“Bring. It. On.” That was how I ended my account of Week Two, confident of my ability to just nail Week Three. What the hell is wrong with me? I thought Weeks One and Two were tough but Week Three has been a new ballgame.
Of course, often the worst part of a workout is not the actual physical part but the mind games your head plays with you before and during the workout. Day One was hard, no doubt about it but if I hadn’t kept reading over the plan the day before and dreading what was to come, it probably would’ve been at least a tad bit easier. Starting off with the two mile ruck with a 30-pound rucksack was no joke. I’m just amazed by how heavy 30 pounds seems when it’s on your back and how much heavier it was than the 20 pounds from the previous weeks. During the first quarter of a mile all I could think was how on earth I could keep that up for two miles. That and how had I ever made it through the army when the rucks were heavier and the rest of you was weighted down with additional gear like Kevlars, canteens, weapon, ammo, and the like.
But I had made it through so why was I so feeling so demoralized about this little bitty old ruck? I needed an attitude adjustment and quick. I had not started the day off well, as a “non-essential” employee I had been furloughed due to the government shutdown and was feeling a bit like someone had suckered punched me in the gut. Worried about my job and worried about the jobs of my team I thought getting out to the park and getting my workout on would be just the antidote. But my doom and gloom seemed to be seeping into my exercise instead of being exorcised.
This particular morning was spectacular outside. A bright and fresh day that seemed to be tailor made for spending outdoors. I was lucky to be out in the park and here I was whining to myself that it was hard. I knew that my biggest enemy right now was me. I do that sometimes, get in my own head and convince myself that I can’t do it (too weak, or too slow, or too unathletic, or too whatever). Not often but I’m ashamed of myself when it happens. And this shit was STOOPID. This was completely within my capabilities so I needed to get over myself and get going. One trick I use a lot is to be my own little cheerleader. I’ll tell myself, “You’ve gone a quarter of a mile, next thing you know it’ll be a half mile and that means you’re a quarter of the way done!” Once I hit that halfway point I know I’ve nailed it. The logic I use here is that I’ve already proven I could do that distance so no excuses in doing it again for the second half. This works with sets too. By the time I hit the third set in a five set grouping I’m more than halfway done. So two more sets is a piece of cake. Yup, piece of cake… It’s a bit silly but it’s gotten me through more runs than I can count.

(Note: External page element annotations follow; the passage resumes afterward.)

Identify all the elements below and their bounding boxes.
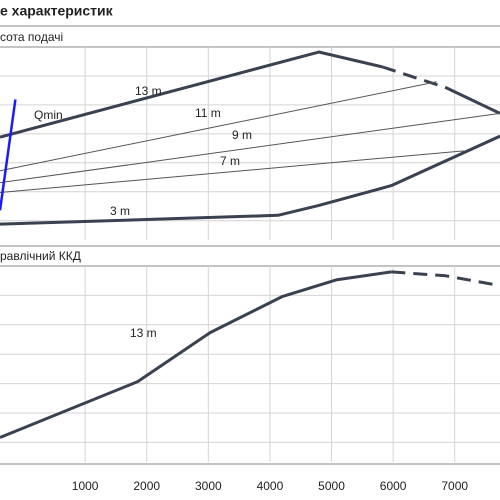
series-label: 9 m	[232, 128, 252, 142]
chart-title: е характеристик	[0, 3, 114, 19]
x-tick-label: 2000	[133, 479, 160, 493]
series-line	[0, 50, 383, 139]
x-tick-label: 6000	[380, 479, 407, 493]
panel-label: сота подачі	[0, 30, 63, 44]
series-label: 11 m	[195, 106, 221, 120]
x-tick-label: 1000	[72, 479, 99, 493]
series-line	[0, 99, 17, 211]
x-tick-label: 4000	[257, 479, 284, 493]
x-tick-label: 7000	[441, 479, 468, 493]
x-tick-label: 5000	[318, 479, 345, 493]
series-line	[445, 86, 500, 115]
series-label: Qmin	[34, 108, 63, 122]
panel-label: равлічний ККД	[0, 249, 81, 263]
series-label: 13 m	[135, 84, 162, 98]
series-line	[0, 112, 500, 184]
series-line	[391, 270, 500, 288]
series-label: 13 m	[130, 326, 157, 340]
series-line	[381, 65, 447, 89]
series-line	[0, 81, 437, 172]
x-tick-label: 3000	[195, 479, 222, 493]
series-label: 3 m	[110, 204, 130, 218]
series-label: 7 m	[220, 154, 240, 168]
series-line	[0, 150, 464, 194]
series-line	[0, 270, 392, 439]
series-line	[0, 134, 500, 226]
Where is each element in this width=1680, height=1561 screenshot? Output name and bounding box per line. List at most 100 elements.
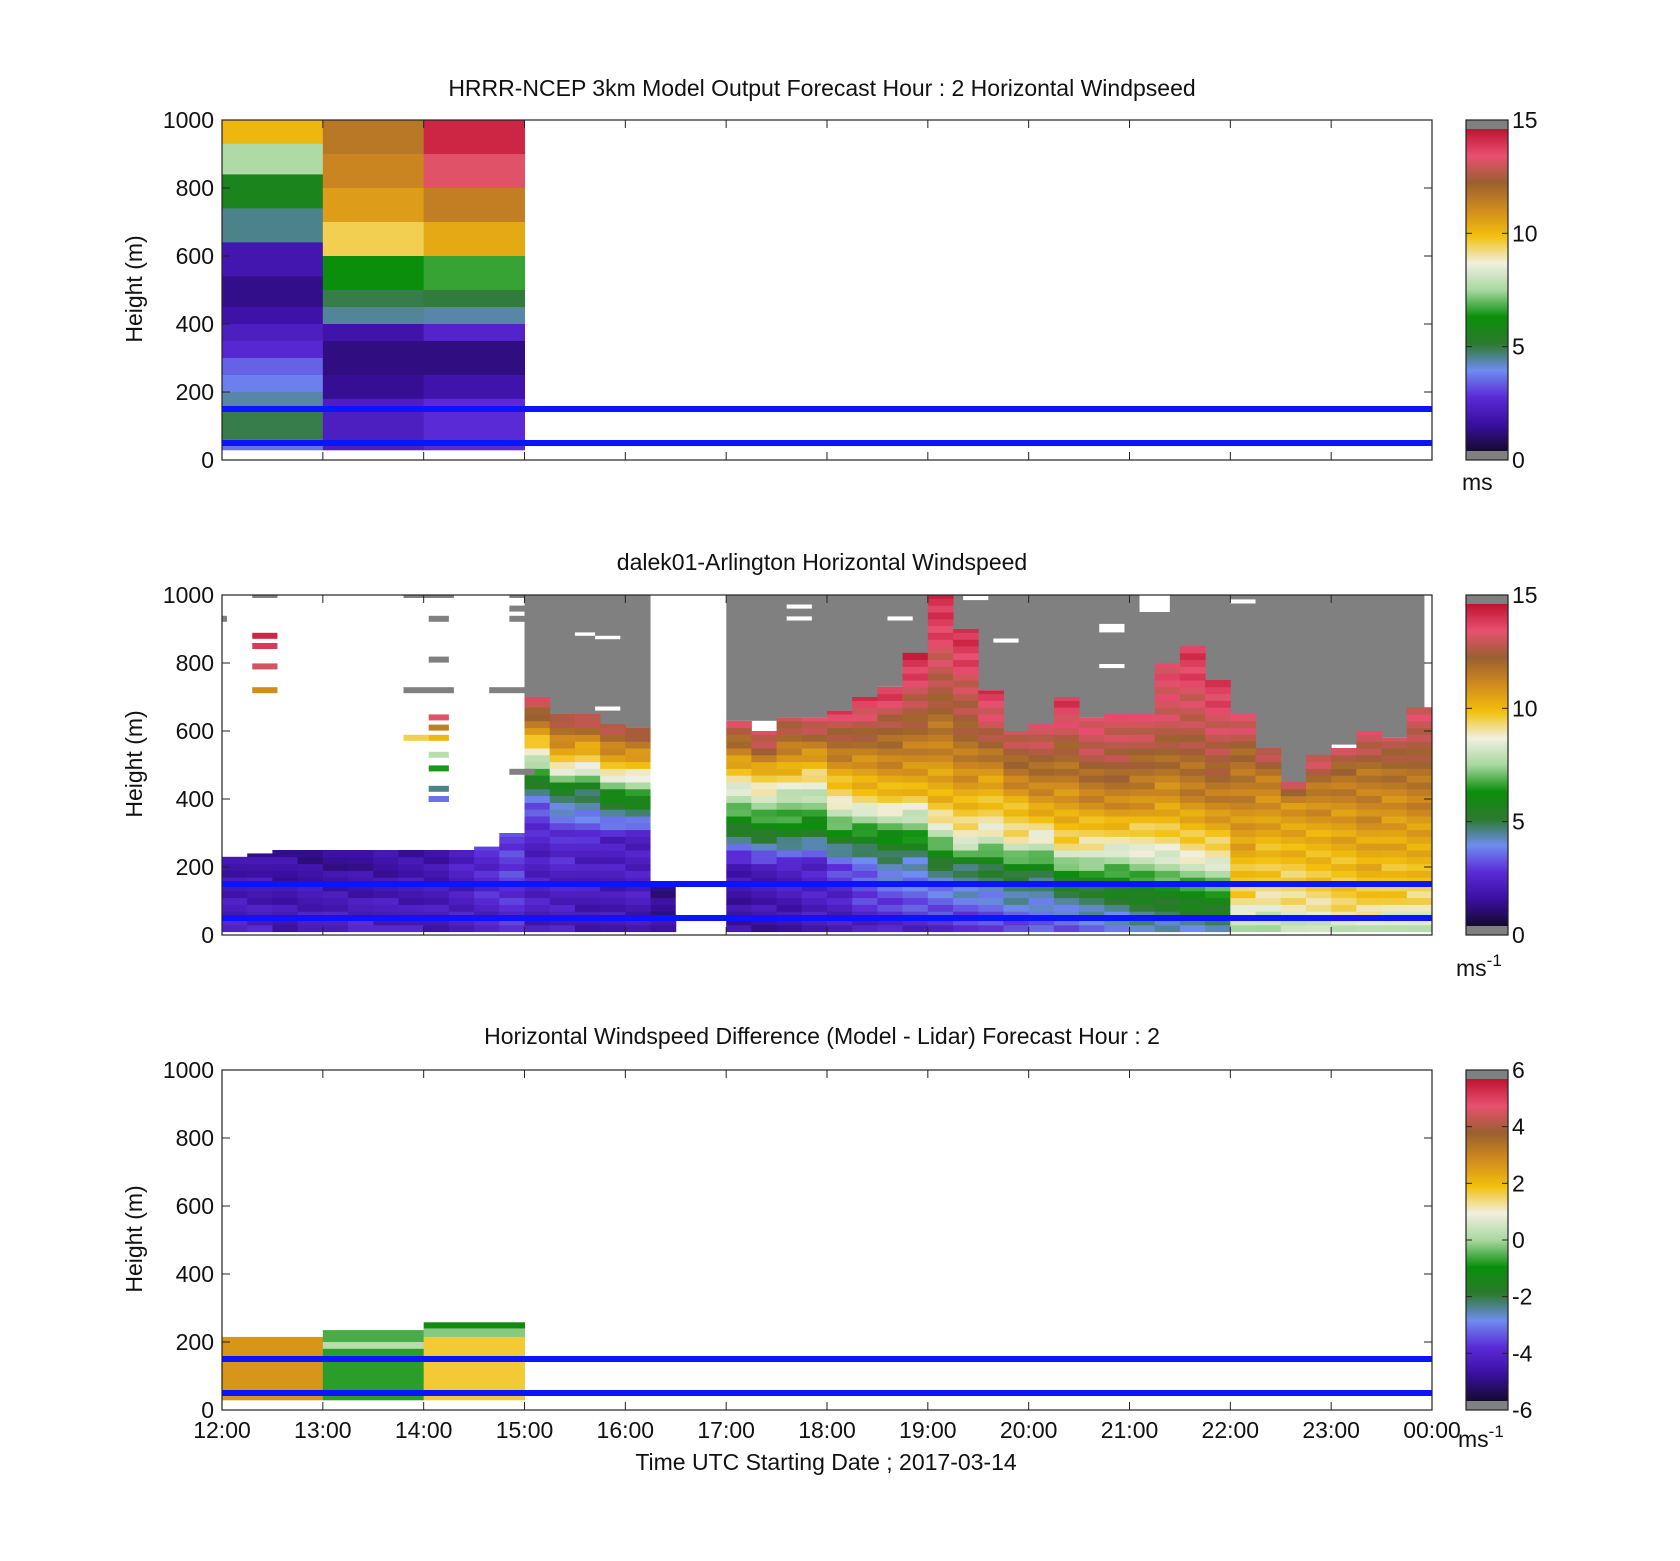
lidar-range-gate	[877, 822, 904, 831]
lidar-range-gate	[1179, 659, 1206, 667]
lidar-range-gate	[1129, 795, 1156, 803]
lidar-range-gate	[1053, 870, 1080, 878]
lidar-range-gate	[423, 890, 450, 899]
lidar-range-gate	[1154, 727, 1181, 735]
lidar-range-gate	[499, 850, 525, 858]
lidar-range-gate	[927, 741, 954, 749]
lidar-range-gate	[751, 754, 778, 763]
lidar-range-gate	[1003, 809, 1030, 817]
lidar-range-gate	[776, 836, 803, 844]
lidar-range-gate	[1255, 890, 1282, 899]
lidar-range-gate	[1154, 836, 1181, 844]
lidar-range-gate	[1179, 693, 1206, 701]
lidar-range-gate	[902, 918, 929, 926]
lidar-range-gate	[625, 843, 652, 851]
lidar-range-gate	[1406, 884, 1432, 892]
lidar-range-gate	[600, 911, 626, 919]
lidar-range-gate	[1179, 666, 1206, 674]
lidar-range-gate	[1028, 734, 1055, 742]
lidar-range-gate	[801, 720, 828, 729]
lidar-range-gate	[953, 816, 979, 824]
lidar-range-gate	[272, 911, 299, 919]
difference-colorbar: -6 -4 -2 0 2 4 6	[1465, 1057, 1533, 1423]
lidar-range-gate	[574, 829, 601, 837]
lidar-range-gate	[751, 782, 778, 790]
lidar-range-gate	[1053, 897, 1080, 905]
lidar-range-gate	[1104, 748, 1130, 756]
lidar-range-gate	[953, 843, 979, 851]
lidar-range-gate	[953, 734, 979, 742]
lidar-range-gate	[877, 727, 904, 735]
lidar-range-gate	[1205, 870, 1231, 878]
lidar-range-gate	[549, 727, 576, 735]
lidar-range-gate	[1053, 775, 1080, 783]
lidar-range-gate	[751, 904, 778, 912]
lidar-range-gate	[776, 863, 803, 871]
lidar-range-gate	[801, 754, 828, 763]
lidar-range-gate	[1331, 761, 1357, 769]
lidar-range-gate	[1053, 856, 1080, 865]
lidar-range-gate	[1230, 768, 1257, 776]
lidar-range-gate	[1079, 754, 1105, 763]
lidar-range-gate	[751, 816, 778, 824]
lidar-range-gate	[1028, 870, 1055, 878]
lidar-range-gate	[1406, 707, 1432, 715]
lidar-range-gate	[927, 904, 954, 912]
lidar-range-gate	[1205, 816, 1231, 824]
lidar-range-gate	[827, 788, 853, 797]
lidar-range-gate	[1053, 863, 1080, 871]
lidar-range-gate	[801, 741, 828, 749]
heatmap-cell	[222, 341, 324, 359]
lidar-range-gate	[852, 720, 878, 729]
heatmap-cell	[222, 208, 324, 243]
lidar-range-gate	[726, 802, 752, 810]
lidar-range-gate	[1205, 897, 1231, 905]
lidar-range-gate	[953, 802, 979, 810]
lidar-range-gate	[1205, 734, 1231, 742]
lidar-range-gate	[1331, 775, 1357, 783]
lidar-range-gate	[1179, 680, 1206, 688]
lidar-range-gate	[801, 870, 828, 878]
lidar-range-gate	[1179, 754, 1206, 763]
lidar-range-gate	[1280, 911, 1307, 919]
lidar-range-gate	[574, 884, 601, 892]
lidar-range-gate	[1356, 741, 1383, 749]
lidar-range-gate	[953, 673, 979, 681]
lidar-range-gate	[927, 918, 954, 926]
lidar-range-gate	[1179, 850, 1206, 858]
lidar-range-gate	[1179, 761, 1206, 769]
lidar-range-gate	[1028, 795, 1055, 803]
heatmap-cell	[222, 375, 324, 393]
lidar-range-gate	[953, 863, 979, 871]
lidar-range-gate	[852, 697, 878, 701]
lidar-range-gate	[625, 850, 652, 858]
lidar-range-gate	[549, 884, 576, 892]
lidar-range-gate	[1331, 884, 1357, 892]
lidar-range-gate	[1331, 816, 1357, 824]
lidar-range-gate	[1381, 788, 1408, 797]
lidar-range-gate	[1230, 843, 1257, 851]
lidar-range-gate	[852, 795, 878, 803]
heatmap-cell	[322, 120, 425, 155]
lidar-range-gate	[827, 768, 853, 776]
lidar-range-gate	[600, 850, 626, 858]
lidar-range-gate	[852, 802, 878, 810]
lidar-range-gate	[1179, 836, 1206, 844]
lidar-range-gate	[726, 890, 752, 899]
lidar-range-gate	[1356, 802, 1383, 810]
lidar-range-gate	[751, 809, 778, 817]
lidar-range-gate	[978, 897, 1004, 905]
model-colorbar-unit: ms	[1462, 469, 1493, 495]
lidar-range-gate	[801, 717, 828, 722]
lidar-range-gate	[549, 822, 576, 831]
lidar-range-gate	[1280, 904, 1307, 912]
lidar-range-gate	[827, 924, 853, 933]
lidar-range-gate	[776, 856, 803, 865]
lidar-range-gate	[1079, 782, 1105, 790]
lidar-range-gate	[902, 714, 929, 722]
lidar-range-gate	[877, 911, 904, 919]
y-tick-label: 600	[176, 243, 214, 269]
lidar-range-gate	[423, 863, 450, 871]
heatmap-cell	[423, 290, 525, 308]
lidar-range-gate	[1230, 802, 1257, 810]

My little mind games worked once again against the naysayer in my head that lives to tell me how I can’t accomplish something. I finished the ruck and hit the gym for the rest of the workout. There were two more rucks this week but I had already shown I could do it so they didn’t stress me out so much and I got them done. Distressingly slow and with some blisters but done nonetheless.

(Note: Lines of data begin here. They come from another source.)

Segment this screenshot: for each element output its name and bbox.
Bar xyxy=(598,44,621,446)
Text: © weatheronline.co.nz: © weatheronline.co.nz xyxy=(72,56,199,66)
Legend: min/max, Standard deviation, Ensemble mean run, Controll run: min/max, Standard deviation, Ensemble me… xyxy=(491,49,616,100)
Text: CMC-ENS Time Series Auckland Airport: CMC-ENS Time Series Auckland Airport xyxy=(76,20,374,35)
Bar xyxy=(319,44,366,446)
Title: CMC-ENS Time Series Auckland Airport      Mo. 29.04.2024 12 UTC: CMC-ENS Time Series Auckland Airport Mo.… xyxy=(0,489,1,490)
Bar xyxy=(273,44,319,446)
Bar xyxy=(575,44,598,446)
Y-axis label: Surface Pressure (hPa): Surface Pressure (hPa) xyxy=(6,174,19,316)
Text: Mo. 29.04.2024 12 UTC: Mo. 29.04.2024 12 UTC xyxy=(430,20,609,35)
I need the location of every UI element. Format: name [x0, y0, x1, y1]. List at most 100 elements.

And you know what? As good as you feel after a hard workout, you feel even better after a hard workout that you were convinced you weren’t going to be able to finish. After getting Day One over with, my attitude improved and Day Two was amazing. It was long and my muscles were quivering when it was done but I crushed it (meaning finished and not even having to modify any of the exercises) and my confidence really soared in comparison with my grumblings the day before.

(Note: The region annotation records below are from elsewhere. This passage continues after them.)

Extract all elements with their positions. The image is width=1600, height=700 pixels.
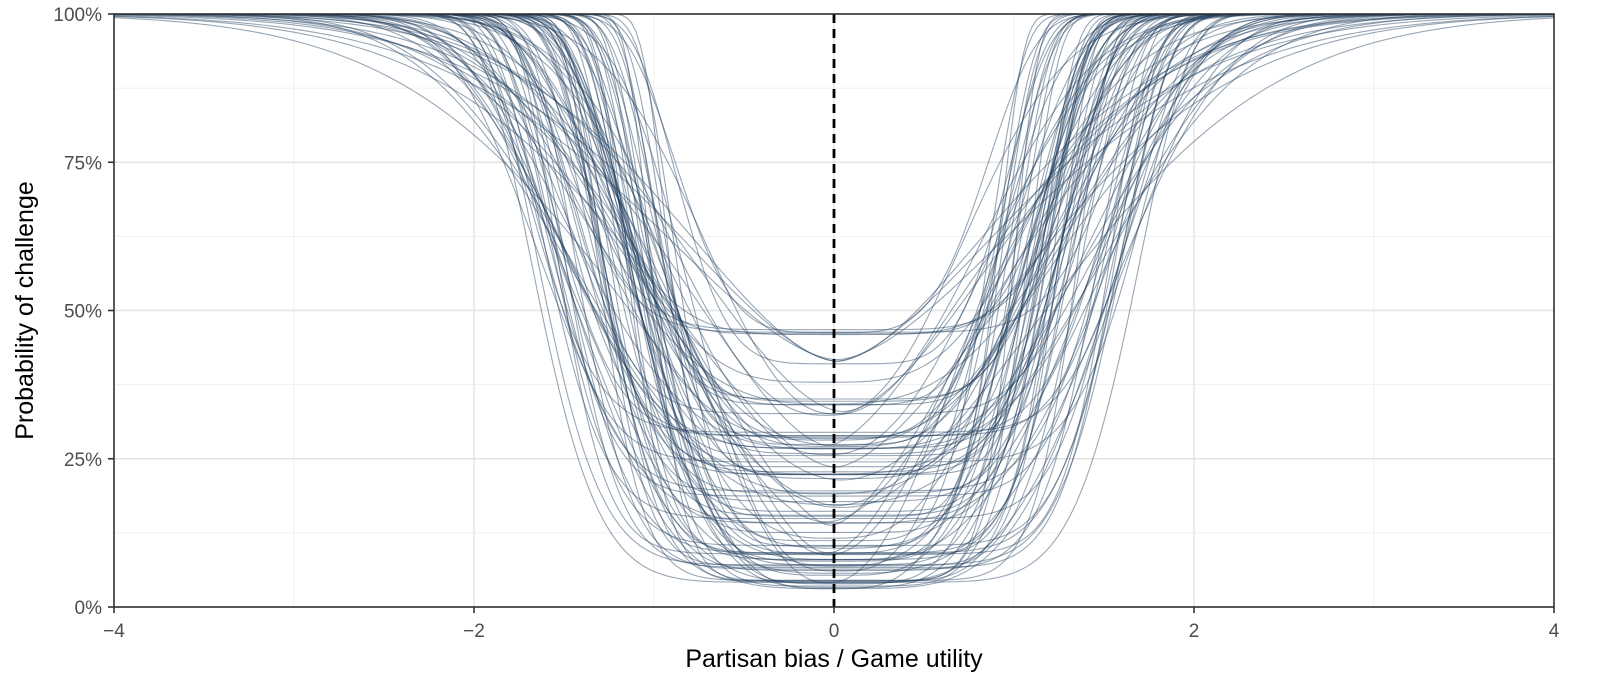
curve (113, 13, 1555, 554)
x-axis-ticks: −4 −2 0 2 4 (103, 607, 1560, 642)
y-tick-label: 25% (64, 450, 102, 471)
curve (114, 13, 1554, 475)
curve (114, 13, 1554, 446)
curve (113, 13, 1554, 495)
y-axis-title: Probability of challenge (11, 181, 39, 440)
x-tick-label: −4 (103, 621, 125, 642)
curve (114, 13, 1554, 405)
curve (114, 13, 1554, 506)
curve (114, 13, 1554, 450)
y-tick-label: 100% (53, 5, 102, 26)
y-axis-ticks: 0% 25% 50% 75% 100% (53, 5, 114, 619)
curve (114, 13, 1554, 549)
curve (114, 13, 1554, 508)
x-tick-label: 4 (1549, 621, 1560, 642)
x-tick-label: −2 (463, 621, 485, 642)
curve (113, 13, 1555, 523)
curve (114, 13, 1554, 584)
curve (113, 13, 1555, 446)
x-tick-label: 0 (829, 621, 840, 642)
curve (113, 17, 1555, 507)
y-tick-label: 50% (64, 302, 102, 323)
x-axis-title: Partisan bias / Game utility (685, 645, 983, 673)
x-tick-label: 2 (1189, 621, 1200, 642)
y-tick-label: 75% (64, 153, 102, 174)
y-tick-label: 0% (75, 598, 103, 619)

Another confidence booster was a bike ride I did for some cross-training (and to keep my bike skillz, such as they are, up). It wasn’t a particularly tough ride, I mainly wanted to get my legs stretched out and maybe pedal some of the soreness away. However, since every good ride has to include at least one hill (and since hills are pretty much unavoidable anywhere around my area) I got to tackle an old friend I hadn’t seen in a few months. This hill was pretty tough. It started out all “I’m not so bad, just a long gentle slope, you’ll be fine, I promise” and when you were thinking you were almost done it took a turn and got all “Hahahaha, sucker, climb this!” But here is where the mental game comes into play again. I knew this hill, and I knew I could do it. It would suck but there was no way in hell it was ever going to win. I owned this hill. Here’s the thing though. By “owning” this hill what I usually meant was I got up and over it and my heart, although threatening to, didn’t actually explode. This week was different. I can’t say I was in danger of being ticketed for speeding by the time I got to the top but I felt amazing. My legs were sore from the endless squats and lunges and whatnot of the GoRuck training but they were also strong. I had never felt so strong going up that hill. I was still struggling some (that end bit is just not nice, bad hill!) but my struggles weren’t as hard as they had been any other time I’ve hit that hill. It inspired me and further improved my attitude.
One significant difference I noticed this week was how my body has adapted to the workouts. I’m still a bit sore afterward but it’s much milder than it was the first week. Week Three is done and I now know better than to bellow “Bring it on, Week Four!” Instead I’ll offer a cautious and polite hello. “Nice to meet you Week Four, let’s be friends.”